Almost two years later, environmental organizations continue in the struggle to develop alternative legal strategies to address grazing-related water pollution. As one of the most environmentally devastating uses of western public lands, livestock grazing causes a litany of environmental harms to fragile arid-land ecosystems. These harms include: decreased water quality (from increased sediment in streams due to soft and bank erosion, increased water temperature as a result of reduced vegetation shade cover, and fecal deposition in streams), the reduction of water resources (by watershed degradation and physical damage to waterways and riparian areas), soil erosion and compaction (including stream bank erosion and the trampling of fragile microbiotic crusts--valuable soil stabilizers and rare desert nitrogen-fixers), the introduction and spread of invasive weed species, the elimination of native plant species, a decrease in the frequency of natural fire regimes, and the overall destruction of critical riparian fish and wildlife habitat.(7) All of this environmental harm begins simply with livestock trampling vegetation and soil, grazing on native plants, and depositing waste onto the land and into the water.

Although the western range contributes only a small portion of the nation's livestock production,(8) livestock graze vast acreages of the western states. The Bureau of Land Management (BLM) and the Forest Service administer grazing permits for over 240 million acres of public lands.(9) The modern incarnation of western ranching has its origins in the nation's early policy of western land disposition, when the federal government encouraged settlers to tame and utilize the western frontier.(10) Statutes such as the Homestead Act of 1862(11) and the Desert Lands Act of 1877(12) necessarily led to a western philosophy that a settler had an absolute right to use the public lands in any manner desired. As early as 1890, the Supreme Court ruled that Congress, by its silence, acquiesced to western settlers' use of the public lands for grazing.(13) The result of this early history was the classic "commons" situation,(14) in which ranchers grazed as many livestock as they could on the public lands.

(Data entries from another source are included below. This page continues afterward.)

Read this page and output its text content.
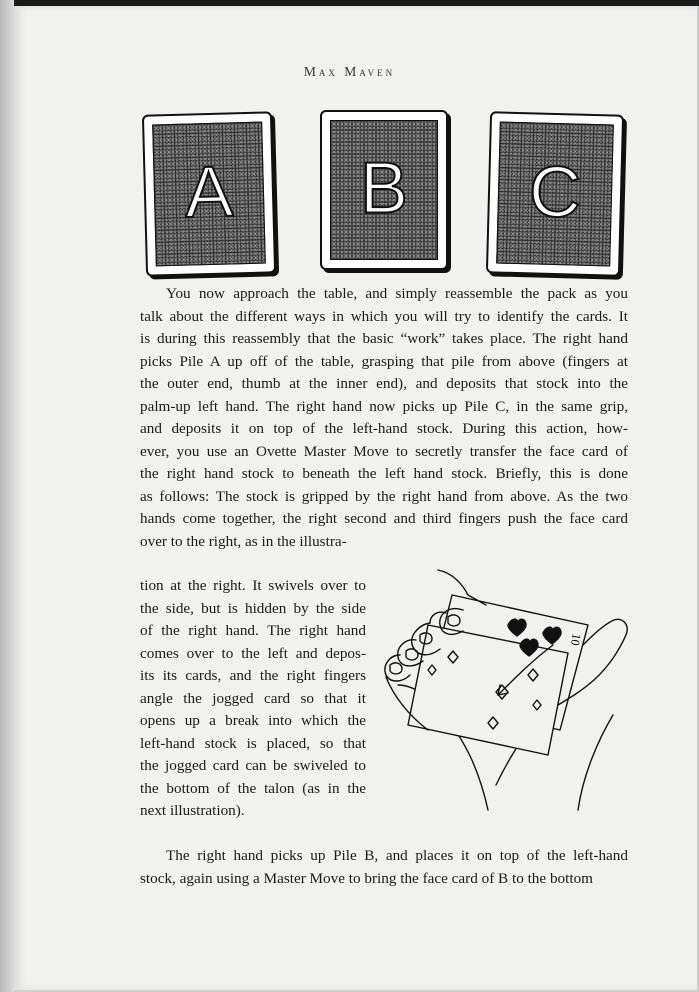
Max Maven
A	B	C
You now approach the table, and simply reassemble the pack as you
talk about the different ways in which you will try to identify the cards. It
is during this reassembly that the basic “work” takes place. The right hand
picks Pile A up off of the table, grasping that pile from above (fingers at
the outer end, thumb at the inner end), and deposits that stock into the
palm-up left hand. The right hand now picks up Pile C, in the same grip,
and deposits it on top of the left-hand stock. During this action, how-
ever, you use an Ovette Master Move to secretly transfer the face card of
the right hand stock to beneath the left hand stock. Briefly, this is done
as follows: The stock is gripped by the right hand from above. As the two
hands come together, the right second and third fingers push the face card
over to the right, as in the illustra-
tion at the right. It swivels over to
the side, but is hidden by the side
of the right hand. The right hand
comes over to the left and depos-
its its cards, and the right fingers
angle the jogged card so that it
opens up a break into which the
left-hand stock is placed, so that
the jogged card can be swiveled to
the bottom of the talon (as in the
next illustration).
10
The right hand picks up Pile B, and places it on top of the left-hand
stock, again using a Master Move to bring the face card of B to the bottom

When the Great Depression and the Dust Bowl occurred, Congress finally recognized that the pervasive policy of unrestricted use of the public lands had left arid western rangelands in a perilous condition and decided to take action.(15) In 1934 Congress enacted the Taylor Grazing Act (TGA),(16) stating in the preamble that the purpose of the Act was "[t]o stop injury to the public grazing lands by preventing overgrazing and soil deterioration, [and] to provide for their orderly use, improvement, and development."(17) The TGA introduced a preference permit system for grazers and within a few years led to a withdrawal of all public lands into grazing districts.(18) Ranchers with lands adjacent to the publicly grazed lands dominated implementation of the new permit system.